PARIS, Jan 14 (Reuters) – Additional global electricity demand over the next three years could result in market volatility and high emissions unless there are faster structural changes, the International Energy Agency said in a report on Friday.
Global electricity demand rose 1,500 terawatt hours (TWh) in 2021, up 6% year-on-year, the largest percent gain since the global financial crisis recovery in 2010 and the largest total rise on record, the report said.
China accounted for about half of the global increase with a 10% rise year-on-year.
Demand is expected to increase by 2.7% on average from 2022 to 2024, though COVID-19 and high energy prices could disrupt demand growth, the report said.
Carbon dioxide emissions also climbed to record high in 2021, up 7% year on year after falling the previous two years, and are set to remain around the same level over the next three years, it said.
The surge in consumption combined with a shortage in natural gas and coal caused volatile power prices, demand destruction and negative effects on power generators, retailers and end users in China, Europe and India, the IEA said.
The IEA’s price index for major wholesale electricity markets in 2021 nearly doubled compared to 2020, up 64% from the average over 2016 to 2020. In Europe, fourth quarter 2021 prices were over four times the 2015 to 2020 average.
Japan and India similarly saw a strong uptick in power prices, while those in the United States were more mild as gas supplies were less disturbed.
“Sharp spikes in electricity prices in recent times have been causing hardship for many households and businesses around the world and risk becoming a driver of social and political tensions,” said IEA Executive Director Fatih Birol.

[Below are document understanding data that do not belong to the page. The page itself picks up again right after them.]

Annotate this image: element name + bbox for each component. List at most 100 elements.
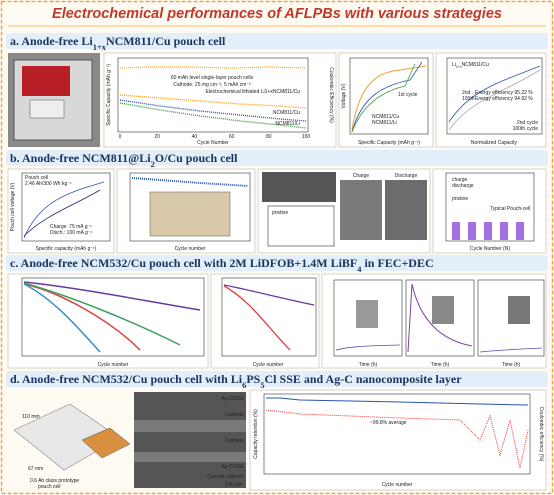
capacity-curve [23,282,181,346]
axis-label: Voltage (V) [341,83,347,108]
layer [134,452,246,462]
annotation: Energy efficiency 94.92 % [475,96,533,102]
text-run: NCM811/Cu [462,62,489,68]
axis-label: Coulombic efficiency (%) [538,407,544,462]
panel [435,52,547,148]
axis-label: Cycle number [175,246,206,252]
title: Electrochemical performances of AFLPBs w… [52,6,502,22]
header-box [6,255,548,271]
capacity-curve [119,99,307,122]
axis-label: Pouch cell voltage (V) [10,182,16,231]
axis-label: Specific capacity (mAh g⁻¹) [36,246,97,252]
text-run: O/Cu pouch cell [155,151,238,165]
annotation: Pouch cell [25,175,48,181]
annotation: 60 mAh level single-layer pouch cells [171,75,254,81]
x-tick-label: 0 [119,134,122,140]
legend-label: Li1+xNCM811/Cu [452,62,489,69]
plot-area [21,172,111,242]
stack-drawing [81,427,131,459]
plot-area [129,172,251,242]
axis-label: Cycle Number [197,140,229,146]
text-run: b. Anode-free NCM811@Li [10,151,151,165]
plot-area [446,57,543,135]
annotation: 1st cycle [398,92,418,98]
capacity-curve [23,283,101,353]
section-header: c. Anode-free NCM532/Cu pouch cell with … [10,256,434,274]
annotation: Cathode: 25 mg cm⁻², 5 mAh cm⁻² [173,82,251,88]
sem-image [385,180,427,240]
plot-area [405,279,475,357]
scale-bar: 100 µm [225,482,242,488]
capacity-curve [223,285,291,351]
sem-image [340,180,382,240]
layer [134,420,246,432]
caption: 0.6 Ah class prototype [30,478,79,484]
text-run: NCM811/Cu pouch cell [106,34,226,48]
section-header: d. Anode-free NCM532/Cu pouch cell with … [10,372,462,390]
legend-label: 2nd cycle [517,120,538,126]
voltage-curve [23,181,105,239]
plot-area [221,277,317,357]
axis-label: Cycle number [382,482,413,488]
dimension: 67 mm [28,466,43,472]
legend-label: Electrochemical lithiated Li1+xNCM811/Cu [205,89,300,95]
section-header: a. Anode-free Li1+xNCM811/Cu pouch cell [10,34,226,52]
plot-area [349,57,429,135]
section-header: b. Anode-free NCM811@Li2O/Cu pouch cell [10,151,238,169]
x-tick-label: 20 [154,134,160,140]
caption: pouch cell [38,484,61,490]
text-run: Li [452,62,456,68]
cell-tag [29,99,65,119]
axis-label: Specific Capacity (mAh g⁻¹) [358,140,420,146]
axis-label: Time (h) [502,362,521,368]
text-run: d. Anode-free NCM532/Cu pouch cell with … [10,372,243,386]
axis-label: Cycle number [98,362,129,368]
plot-area [21,277,205,357]
dimension: 110 mm [22,414,40,420]
subscript: 2 [151,160,155,169]
sem-image [134,392,246,488]
plot-area [445,172,535,242]
annotation: Disch.: 100 mA g⁻¹ [50,230,92,236]
subscript: 4 [357,265,362,274]
ce-curve [119,66,307,69]
cell-label [22,66,70,96]
capacity-curve [131,177,249,187]
legend-label: pristine [272,210,288,216]
capacity-curve [119,94,307,109]
axis-label: Normalized Capacity [471,140,518,146]
text-run: a. Anode-free Li [10,34,93,48]
text-run: c. Anode-free NCM532/Cu pouch cell with … [10,256,357,270]
header-box [6,150,548,166]
subscript: 6 [242,381,246,390]
layer-label: Cathode [225,412,244,418]
panel [103,52,337,148]
plot-area [267,205,335,247]
legend-label: NCM811/Li [372,120,397,126]
text-run: in FEC+DEC [361,256,433,270]
annotation: Typical Pouch-cell [490,206,530,212]
photo [149,191,231,237]
x-tick-label: 100 [302,134,311,140]
layer-label: Ag-C/SSE [221,396,244,402]
capacity-curve [223,284,315,306]
plot-area [263,393,531,475]
text-run: PS [246,372,260,386]
header-box [6,33,548,49]
axis-label: Coulombic Efficiency (%) [328,67,334,123]
axis-label: Cycle Number (N) [470,246,510,252]
gas-curve [335,344,401,351]
text-run: Cl SSE and Ag-C nanocomposite layer [265,372,463,386]
legend-label: NCM811/Cu [273,110,300,116]
panel [249,389,547,491]
subscript: 5 [260,381,264,390]
plot-area [333,279,403,357]
photo [432,296,454,324]
axis-label: Capacity retention (%) [253,409,259,459]
legend-label: pristine [452,196,468,202]
ce-curve [266,397,529,406]
x-tick-label: 80 [266,134,272,140]
voltage-curve [351,65,427,131]
legend-label: NCM811/Li [275,121,300,127]
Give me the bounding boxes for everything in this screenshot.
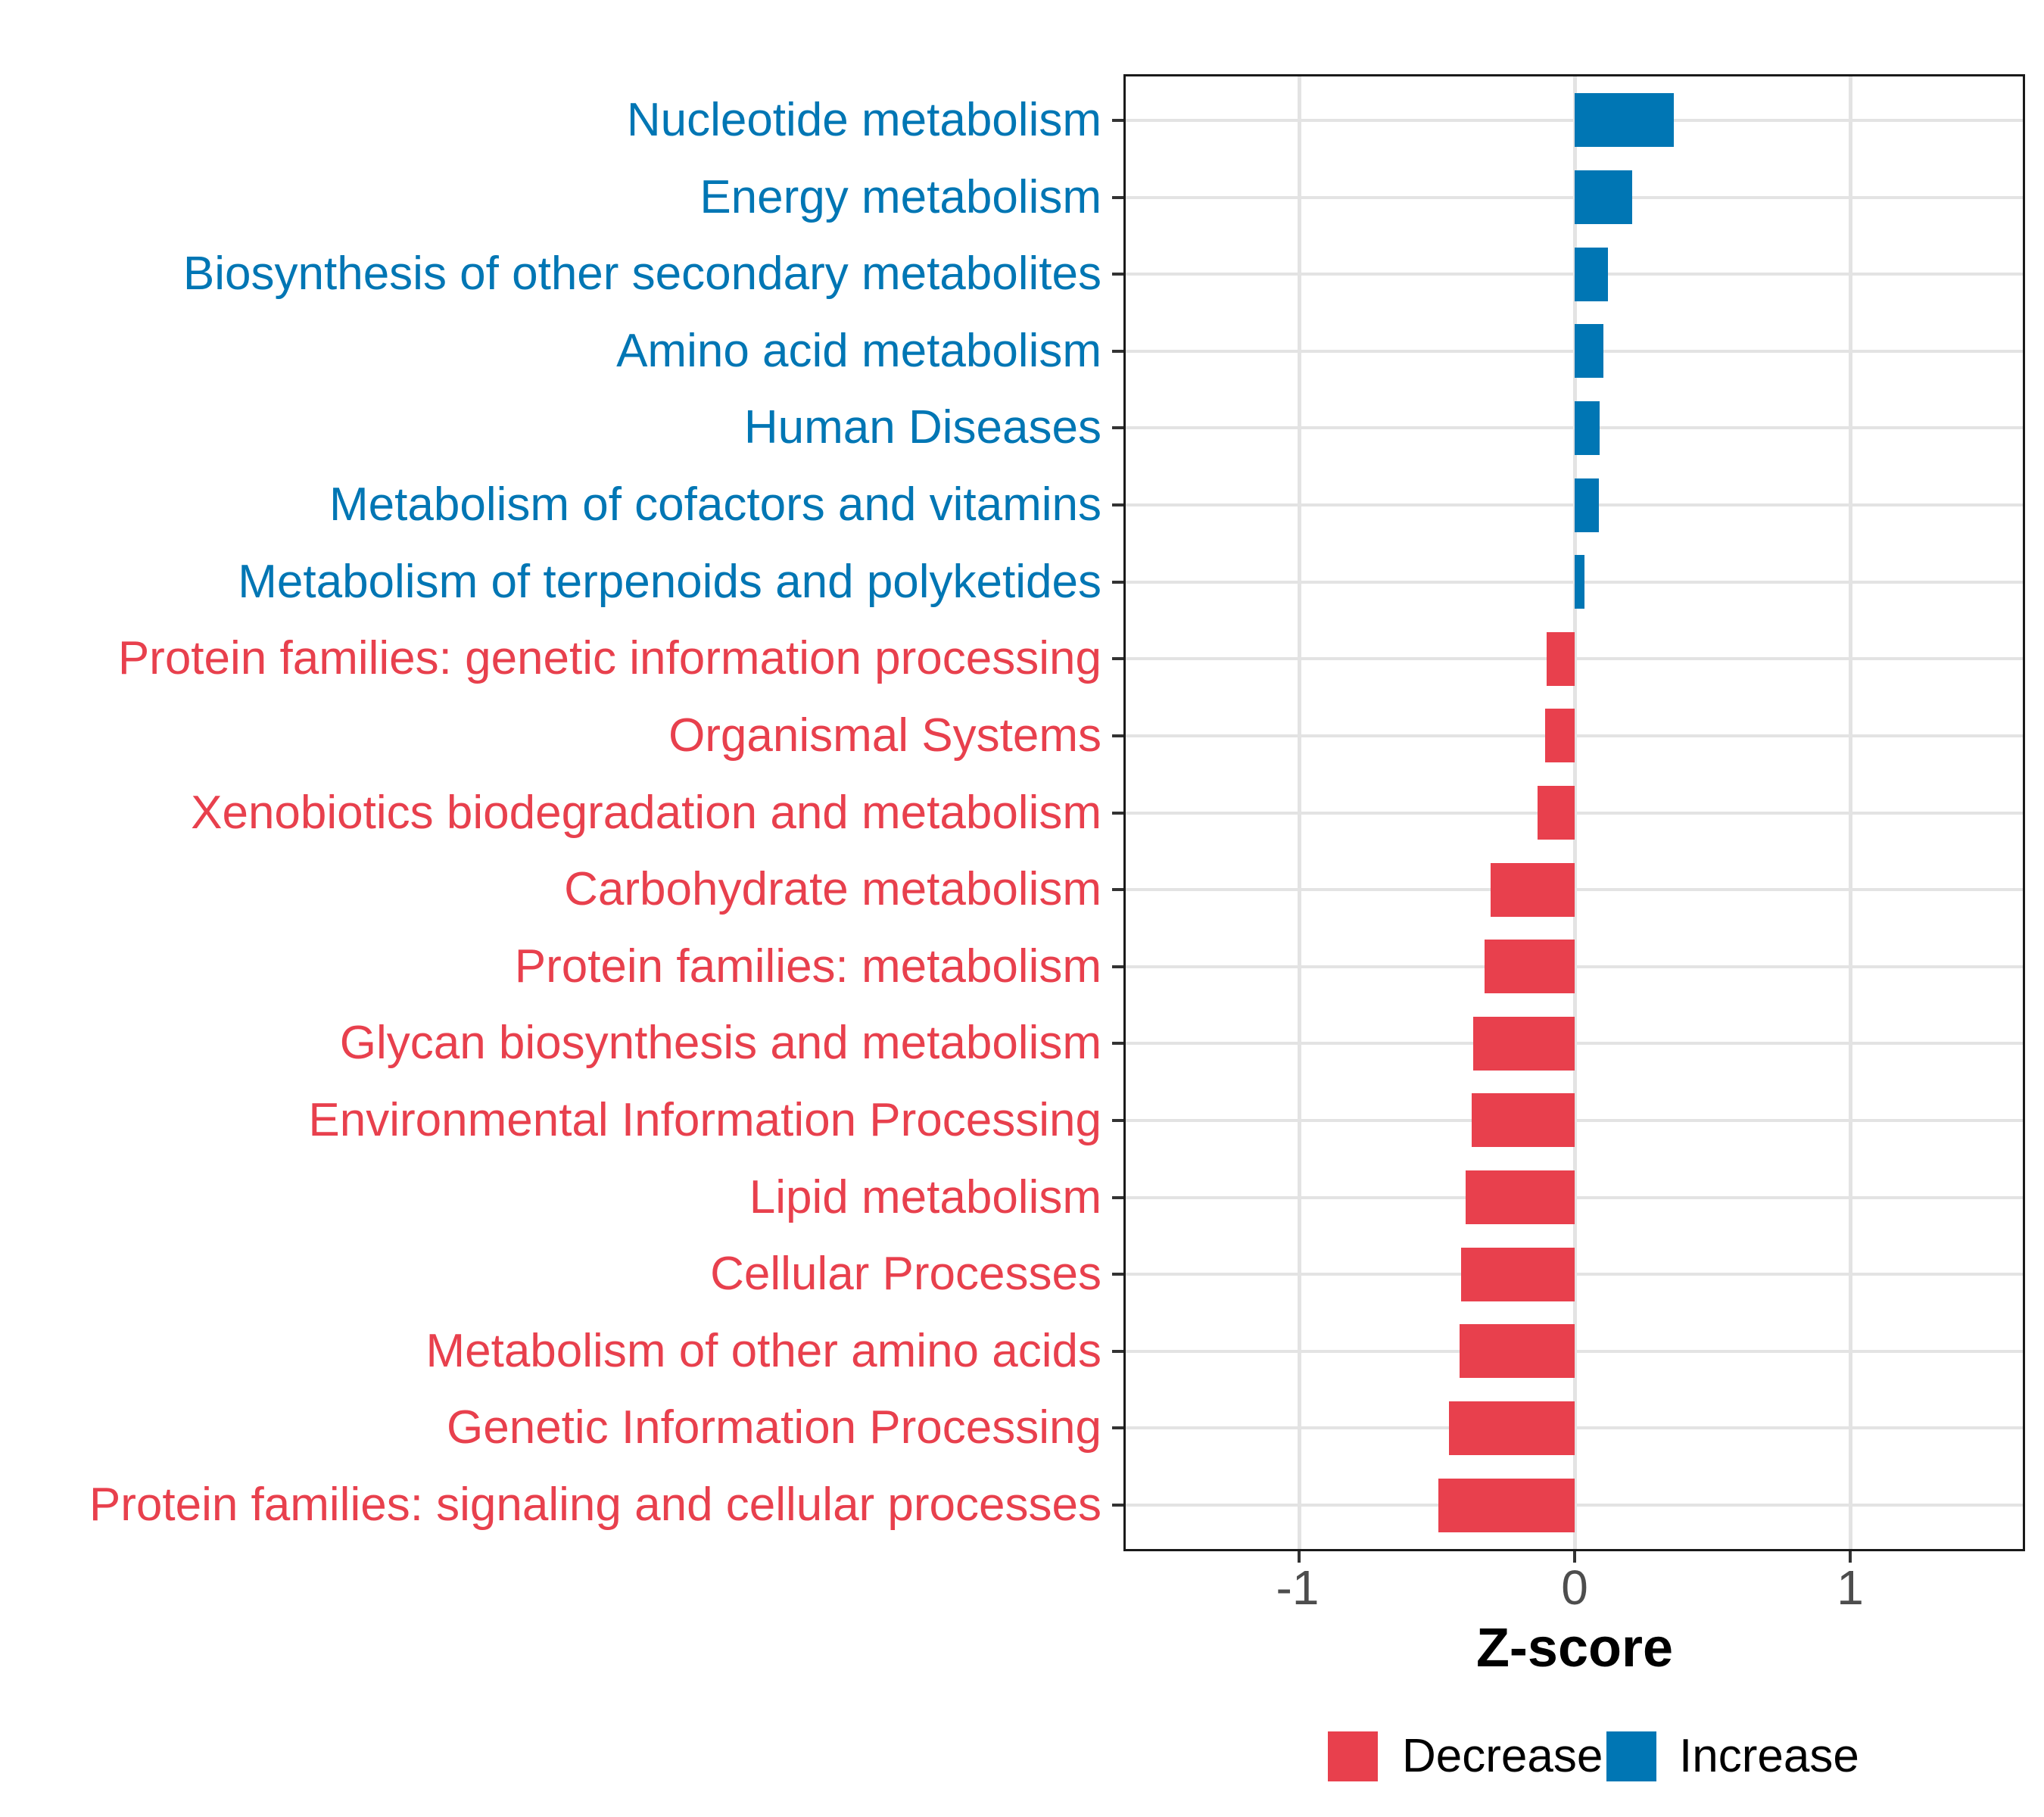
legend-key-increase [1606, 1731, 1656, 1781]
y-tick-mark [1112, 1042, 1123, 1046]
bar-increase [1575, 478, 1600, 532]
legend-label-increase: Increase [1679, 1730, 1859, 1782]
bar-decrease [1484, 940, 1575, 994]
bar-increase [1575, 400, 1600, 455]
y-tick-mark [1112, 811, 1123, 815]
y-tick-mark [1112, 118, 1123, 122]
gridline-x-0 [1572, 74, 1577, 1551]
x-tick-mark [1298, 1551, 1301, 1563]
bar-decrease [1449, 1401, 1575, 1455]
category-label: Metabolism of cofactors and vitamins [329, 478, 1101, 531]
category-label: Lipid metabolism [749, 1170, 1101, 1223]
y-tick-mark [1112, 349, 1123, 353]
x-axis-title: Z-score [1475, 1618, 1674, 1678]
y-tick-mark [1112, 503, 1123, 507]
y-tick-mark [1112, 1273, 1123, 1276]
bar-decrease [1537, 786, 1575, 840]
category-label: Glycan biosynthesis and metabolism [339, 1017, 1101, 1070]
category-label: Carbohydrate metabolism [564, 863, 1101, 916]
y-tick-mark [1112, 888, 1123, 892]
bar-increase [1575, 324, 1604, 379]
y-tick-mark [1112, 1349, 1123, 1353]
gridline-x--1 [1297, 74, 1301, 1551]
gridline-x-1 [1848, 74, 1852, 1551]
y-tick-mark [1112, 1504, 1123, 1507]
legend-key-decrease [1328, 1731, 1378, 1781]
bar-decrease [1473, 1016, 1575, 1071]
category-label: Nucleotide metabolism [626, 93, 1101, 146]
x-tick-label-neg1: -1 [1276, 1560, 1320, 1615]
x-tick-label-1: 1 [1837, 1560, 1864, 1615]
y-tick-mark [1112, 1118, 1123, 1122]
y-tick-mark [1112, 1426, 1123, 1430]
bar-decrease [1465, 1170, 1575, 1225]
y-tick-mark [1112, 965, 1123, 968]
x-tick-label-0: 0 [1561, 1560, 1588, 1615]
category-label: Protein families: metabolism [514, 940, 1101, 993]
bar-increase [1575, 170, 1633, 225]
bar-increase [1575, 555, 1585, 609]
category-label: Protein families: signaling and cellular… [89, 1479, 1101, 1532]
y-tick-mark [1112, 426, 1123, 430]
y-tick-mark [1112, 1195, 1123, 1199]
category-label: Biosynthesis of other secondary metaboli… [182, 248, 1101, 301]
category-label: Energy metabolism [700, 170, 1101, 223]
y-tick-mark [1112, 734, 1123, 737]
category-label: Genetic Information Processing [447, 1401, 1101, 1454]
bar-decrease [1544, 709, 1575, 763]
bar-decrease [1459, 1324, 1575, 1379]
y-tick-mark [1112, 580, 1123, 584]
category-label: Human Diseases [743, 401, 1101, 454]
bar-decrease [1471, 1093, 1575, 1148]
category-label: Protein families: genetic information pr… [117, 632, 1101, 685]
legend-label-decrease: Decrease [1402, 1730, 1603, 1782]
y-tick-mark [1112, 273, 1123, 276]
bar-decrease [1546, 631, 1575, 686]
bar-decrease [1490, 862, 1575, 917]
category-label: Organismal Systems [668, 709, 1101, 762]
bar-decrease [1461, 1247, 1575, 1301]
y-tick-mark [1112, 657, 1123, 661]
x-tick-mark [1849, 1551, 1852, 1563]
category-label: Metabolism of other amino acids [425, 1324, 1101, 1377]
bar-increase [1575, 247, 1608, 301]
category-label: Amino acid metabolism [616, 324, 1101, 377]
category-label: Metabolism of terpenoids and polyketides [238, 555, 1101, 608]
x-tick-mark [1573, 1551, 1576, 1563]
category-label: Environmental Information Processing [308, 1093, 1101, 1146]
bar-decrease [1438, 1478, 1575, 1532]
category-label: Xenobiotics biodegradation and metabolis… [191, 786, 1101, 839]
bar-increase [1575, 93, 1675, 148]
y-tick-mark [1112, 195, 1123, 199]
category-label: Cellular Processes [710, 1248, 1101, 1301]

Higher investments in low-carbon technology, renewables, nuclear, energy efficiency and the expansion of electricity grids were marked as solutions.
Coal-fired generation rose 9% in 2021, accounting for more than half the demand increase and reaching a record high as surging gas prices made the fuel source more competitive, the report said.
Power supply from renewables increased 6% in 2021 while gas-fired generation and nuclear added 2% and 3.5% respectively, it said.
Renewables are expected to grow 8% year on year through 2024, and account for over 90% of total demand growth over the same period, the report said.
Power from fossil fuels is seen flat, with coal falling slightly and gas generation up 1% on average.